I hang up and curse Julian and his idiocy, then sort through the company contact list until I find the home phone numbers of our three notary publics. The first one doesn’t answer, the second has a sick child and the third, Nancy Patel, extracts a promise for an appointment with my hairdresser, Marcel, the most exclusive stylist in the city, in exchange for racing out to the airport at this hour.
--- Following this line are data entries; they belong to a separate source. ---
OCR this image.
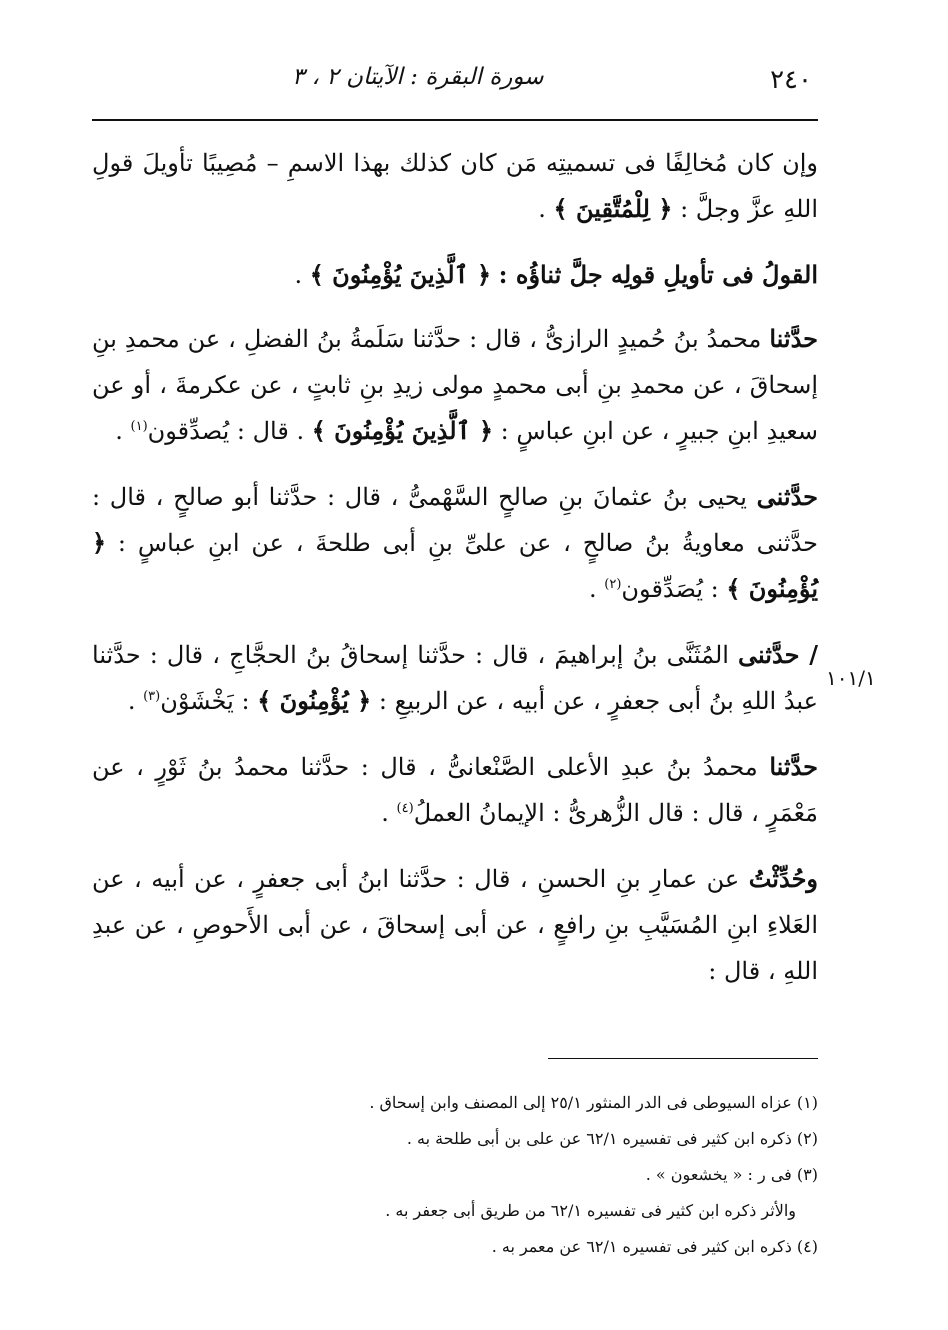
٢٤٠
سورة البقرة : الآيتان ٢ ، ٣
١٠١/١

وإن كان مُخالِفًا فى تسميتِه مَن كان كذلك بهذا الاسمِ – مُصِيبًا تأويلَ قولِ اللهِ عزَّ وجلَّ : ﴿ لِلْمُتَّقِينَ ﴾ .

القولُ فى تأويلِ قولِه جلَّ ثناؤُه : ﴿ ٱلَّذِينَ يُؤْمِنُونَ ﴾ .

حدَّثنا محمدُ بنُ حُميدٍ الرازىُّ ، قال : حدَّثنا سَلَمةُ بنُ الفضلِ ، عن محمدِ بنِ إسحاقَ ، عن محمدِ بنِ أبى محمدٍ مولى زيدِ بنِ ثابتٍ ، عن عكرمةَ ، أو عن سعيدِ ابنِ جبيرٍ ، عن ابنِ عباسٍ : ﴿ ٱلَّذِينَ يُؤْمِنُونَ ﴾ . قال : يُصدِّقون$^{(١)}$ .

حدَّثنى يحيى بنُ عثمانَ بنِ صالحٍ السَّهْمىُّ ، قال : حدَّثنا أبو صالحٍ ، قال : حدَّثنى معاويةُ بنُ صالحٍ ، عن علىِّ بنِ أبى طلحةَ ، عن ابنِ عباسٍ : ﴿ يُؤْمِنُونَ ﴾ : يُصَدِّقون$^{(٢)}$ .

/ حدَّثنى المُثَنَّى بنُ إبراهيمَ ، قال : حدَّثنا إسحاقُ بنُ الحجَّاجِ ، قال : حدَّثنا عبدُ اللهِ بنُ أبى جعفرٍ ، عن أبيه ، عن الربيعِ : ﴿ يُؤْمِنُونَ ﴾ : يَخْشَوْن$^{(٣)}$ .

حدَّثنا محمدُ بنُ عبدِ الأعلى الصَّنْعانىُّ ، قال : حدَّثنا محمدُ بنُ ثَوْرٍ ، عن مَعْمَرٍ ، قال : قال الزُّهرىُّ : الإيمانُ العملُ$^{(٤)}$ .

وحُدِّثْتُ عن عمارِ بنِ الحسنِ ، قال : حدَّثنا ابنُ أبى جعفرٍ ، عن أبيه ، عن العَلاءِ ابنِ المُسَيَّبِ بنِ رافعٍ ، عن أبى إسحاقَ ، عن أبى الأَحوصِ ، عن عبدِ اللهِ ، قال :

(١) عزاه السيوطى فى الدر المنثور ٢٥/١ إلى المصنف وابن إسحاق .

(٢) ذكره ابن كثير فى تفسيره ٦٢/١ عن على بن أبى طلحة به .

(٣) فى ر : « يخشعون » .

والأثر ذكره ابن كثير فى تفسيره ٦٢/١ من طريق أبى جعفر به .

(٤) ذكره ابن كثير فى تفسيره ٦٢/١ عن معمر به .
I fire off a text to Marcel before tossing down the phone and finalizing the details for the power of attorney. I type with one hand and reach for the energy drink with the other, finding the can mysteriously empty. I hesitate, but a series of yawns convinces me to down a second one. Despite its promises—or perhaps I’m just becoming immune to the stuff—I don’t feel any more awake, and my hands are twitchy. It takes four tries to type in William’s email address, and the words on the screen are starting to blur. I blame it on skipping dinner again. I’d been in court all day, returned to the office in time for a staff meeting, then snagged Arthur to discuss the Teller case for a few hours. I remind myself a missed meal never hurt anybody, but my rumbling stomach disagrees.
“Um, Caitlin?”
I glance up to find Arthur in the doorway, briefcase in hand. “What is it?”
“It’s 11:35. I’m going to head home. Unless you need something...?” The question trails off, as reluctant to be asked as its asker is to be asking.
“No, Arthur. I’ve got it.”
“Are you sure? I’ve done a lot of power of attorneys. I could—”
“I’m sure.”
He hesitates, then nods once before turning to go. “Good night.”